RadarPCNN predictions. Bush points on the right of the ego-vehicle predicted as pedestrian. Left. Right/front camera view. Right. 3D visualization. Best viewed in color

Fig. 8
figure 8

Histogram of Doppler values of bushes points falsely predicted as pedestrian (gray) and GT stationary points (hatched) compared with GT pedestrian points (dotted line)

6 Conclusions

In this work, we demonstrate that it is possible to efficiently process radar point clouds with NN by leveraging the information contained in the point-features. Our pre-processing module dramatically improves the performance of PointNet\(++\), thus proving well-suited for other point-wise processing techniques. Additionally, we introduce RadarPCNN, a NN capable to achieve superior performance by tackling intrinsic problem of radar data during the design phase. Indeed, we show that MS optimizes the usage of spatial information. Moreover, we find out that the SA layer does not require an ideal grouping process and that the ego-compensated Doppler drastically improves classification when used as spatial coordinate. Finally, we investigate RadarPCNN from a visualization perspective and we found out that bushes are easily confused as pedestrians, due to their radar similarity.

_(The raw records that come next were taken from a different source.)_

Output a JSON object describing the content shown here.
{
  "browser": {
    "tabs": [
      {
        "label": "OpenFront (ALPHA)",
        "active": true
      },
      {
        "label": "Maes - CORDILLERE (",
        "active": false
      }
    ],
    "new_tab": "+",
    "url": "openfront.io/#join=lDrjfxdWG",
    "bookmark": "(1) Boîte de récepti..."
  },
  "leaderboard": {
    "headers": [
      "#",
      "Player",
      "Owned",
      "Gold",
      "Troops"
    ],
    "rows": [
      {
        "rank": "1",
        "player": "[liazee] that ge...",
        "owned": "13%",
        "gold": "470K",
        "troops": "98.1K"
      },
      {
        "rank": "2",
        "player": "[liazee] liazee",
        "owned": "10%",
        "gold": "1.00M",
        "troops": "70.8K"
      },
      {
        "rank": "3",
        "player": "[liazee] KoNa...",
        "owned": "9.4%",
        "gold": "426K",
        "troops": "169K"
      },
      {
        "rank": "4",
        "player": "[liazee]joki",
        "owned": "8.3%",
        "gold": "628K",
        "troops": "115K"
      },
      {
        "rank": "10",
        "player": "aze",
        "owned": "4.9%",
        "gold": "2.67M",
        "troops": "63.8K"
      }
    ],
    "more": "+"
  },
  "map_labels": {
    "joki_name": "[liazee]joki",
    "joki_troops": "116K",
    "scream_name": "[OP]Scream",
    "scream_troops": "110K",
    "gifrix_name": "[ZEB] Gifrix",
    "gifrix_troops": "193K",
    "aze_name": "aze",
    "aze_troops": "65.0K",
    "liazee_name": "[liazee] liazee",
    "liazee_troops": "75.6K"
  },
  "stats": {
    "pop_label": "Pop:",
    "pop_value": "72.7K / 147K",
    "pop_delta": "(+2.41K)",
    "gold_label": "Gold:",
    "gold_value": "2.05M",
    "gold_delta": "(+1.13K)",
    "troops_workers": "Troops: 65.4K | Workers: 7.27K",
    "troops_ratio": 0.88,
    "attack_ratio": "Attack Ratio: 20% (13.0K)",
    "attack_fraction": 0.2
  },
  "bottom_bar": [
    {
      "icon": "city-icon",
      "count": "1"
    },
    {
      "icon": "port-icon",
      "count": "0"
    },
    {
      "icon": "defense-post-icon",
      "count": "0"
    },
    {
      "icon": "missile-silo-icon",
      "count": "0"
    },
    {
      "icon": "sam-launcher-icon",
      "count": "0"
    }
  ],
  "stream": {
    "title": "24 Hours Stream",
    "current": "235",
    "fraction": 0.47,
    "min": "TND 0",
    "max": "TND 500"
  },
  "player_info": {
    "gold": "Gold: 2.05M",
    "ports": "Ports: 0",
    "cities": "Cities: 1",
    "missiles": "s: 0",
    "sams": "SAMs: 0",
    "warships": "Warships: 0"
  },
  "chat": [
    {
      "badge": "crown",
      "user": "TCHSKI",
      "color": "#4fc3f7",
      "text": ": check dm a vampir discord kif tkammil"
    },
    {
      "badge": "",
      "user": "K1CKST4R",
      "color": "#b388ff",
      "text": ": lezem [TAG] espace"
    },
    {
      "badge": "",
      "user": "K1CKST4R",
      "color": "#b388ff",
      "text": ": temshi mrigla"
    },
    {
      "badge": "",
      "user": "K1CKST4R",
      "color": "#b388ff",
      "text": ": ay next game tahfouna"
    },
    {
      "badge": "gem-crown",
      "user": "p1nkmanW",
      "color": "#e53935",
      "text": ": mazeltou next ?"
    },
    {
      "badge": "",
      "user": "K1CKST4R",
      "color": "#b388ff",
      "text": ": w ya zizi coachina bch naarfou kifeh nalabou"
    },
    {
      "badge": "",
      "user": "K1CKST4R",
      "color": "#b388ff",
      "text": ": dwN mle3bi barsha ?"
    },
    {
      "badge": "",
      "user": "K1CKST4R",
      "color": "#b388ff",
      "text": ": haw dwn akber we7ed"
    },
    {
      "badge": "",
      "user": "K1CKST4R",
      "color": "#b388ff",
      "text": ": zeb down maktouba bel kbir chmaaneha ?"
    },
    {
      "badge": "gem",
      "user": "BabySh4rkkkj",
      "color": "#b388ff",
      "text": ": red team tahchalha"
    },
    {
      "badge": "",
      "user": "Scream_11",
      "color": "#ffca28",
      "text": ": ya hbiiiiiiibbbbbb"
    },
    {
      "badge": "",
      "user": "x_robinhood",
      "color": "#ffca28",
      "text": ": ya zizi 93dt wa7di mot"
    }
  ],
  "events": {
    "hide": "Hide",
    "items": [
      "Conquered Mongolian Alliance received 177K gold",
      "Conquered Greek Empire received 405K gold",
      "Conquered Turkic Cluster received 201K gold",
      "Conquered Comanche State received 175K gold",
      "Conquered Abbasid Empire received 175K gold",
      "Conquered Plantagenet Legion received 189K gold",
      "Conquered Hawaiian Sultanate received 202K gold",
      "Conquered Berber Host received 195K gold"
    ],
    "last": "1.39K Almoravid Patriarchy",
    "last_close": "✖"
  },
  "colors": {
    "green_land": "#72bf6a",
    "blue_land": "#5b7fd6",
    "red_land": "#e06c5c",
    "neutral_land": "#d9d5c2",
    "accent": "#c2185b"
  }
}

In future, the network performance can be further improved by using a tracker or involving temporal information, to sort out minor prediction error. Another interesting experiment consists in testing the effect of our pre-processing module on other point-wise processing methods. It would also be intriguing to study the performance of our solutions on different radar datasets. Finally, a performance/cost comparison with grid-based methods would ultimately assess the effectiveness of the proposed solutions.